I’m more disposed toward reviews of complete cable systems than individual cables, but Nicholas Ripley’s review of Allnic’s clever Zero Loss Technology in the ZL-3000 power cord piqued my interest, so it’s time to try out the flagship.
To recap, Allnic’s ‘Zero Loss Technology’ system was designed to minimise or eliminate signal losses by functionally by-passing three regions where active cable resistances might muster — connection, contact and wire. To overcome resistance issues in connection, many companies deploy a cold-welding system, but Allnic goes in the other direction; welding at 1000°C between terminations and conductor. That way, Allnic can eliminate solder joints or screw-in terminals, which is especially useful in power cord terminations. It also uses a Four Surface Contact IEC receptacle instead of the line contact clips commonly found inside IEC plugs. Both terminations feature beryllium copper, with rubber insulation between the wires for safety at high temperatures (useful in the unlikely event that the cable is in an unprotected open-short state).
In the cable itself, Allnic uses large gauge nickel-plated oxygen-free copper conductors set in a double-shield of aluminium and nickel-plated alloy and copper mesh rather than conventional screens and shields for the power cords. This was chosen because while copper or silver are fine electrical shields, they are still influenced by magnetic fields; this three-metal shield is less magnetically prone.
Allnic presents the ZL-5000 in the way all good cables should be packaged; kind of like a gift, but not in an overtly ostentatious way. The box is a hefty slip-case with a warranty card and the cable in its own black velvet bag. The cable itself is relatively thick, although by audio-anaconda standards, not so much, and there are no flattened carbon-fibre ducks, 1980s hard drives, or designer soda cans set into the cable. Perhaps this is why although the cable represents the top of Allnic Audio’s power cable range, and has all the trimmings of super-exotic wire, the price is not in the “you can get a new BMW for that much!” level, even if its performance certainly does reach the top tier.
What first strikes you about the Allnic Audio ZL-5000 power cords is just how well-balanced they are. These are impressive performers by dint of being extremely expressive and subtle, but without having any obvious tweaks to the performance of the equipment. If you are rebuilding your system from the cables outward, and doing that step-by-step instead of a single, substantial investment, it’s usually best to start from the amplifier or even preamplifier outward. This is because they are the nerve-centre of every system, and some of the most demanding in power delivery terms. In addition, preamplifiers are the hardest nut to crack in audio, and if a cable gets it right here, it gets usually gets it right throughout. I used the ZL-5000 from the amps on out.

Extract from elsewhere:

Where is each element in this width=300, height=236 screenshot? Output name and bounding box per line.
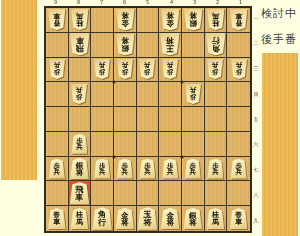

The ZL-5000 maintains a very deft touch on the music, with a strong accent on detail resolution, but not at the expense of warmth or musicality. What I found particularly attractive was the way it could help unmask subtle microdynamic cues in the musical performance, ones that usually lurk at or just below the sonic waterline. Here, quiet finger squeaks can be clearly picked out over the acoustic guitar onslaught of Rodrigo y Gabriella’s ‘Diablo Rojo’ from their eponymous album [ATO]. This recording also highlights the impressive amount of detail these cables deliver (more accurately, the impressive amount of background hash they remove allowing all that detail to shine through). And yet, for all this immediacy and detail, these aren’t overly bright or forward and ‘shiny’ sounding power cables. They are neutral and natural sounding; normally functions that take time to reveal themselves to listeners, especially in the context of a power setting. Here they shine out, but without being overly flashy. That makes them ideal for playing good jazz (of course... Everyone Loves Bill Evans, and almost every system loves to play his music because it sounds so good), but more importantly the ZL-5000 brings that even-handed naturalness to less than natural-sounding music. I played ‘Pale Green Ghosts’ by John Grant (from the album of the same name, Bella Union records) and the lo-fi electronica (all buzzes and bleeps) were given the same honest treatment. There’s almost nothing on the track (Grant’s voice aside) that isn’t electronic or heavily treated so there is no ‘absolute sound’ baseline to check against, but the recording ‘seemed’ more like the real deal than often heard at this price.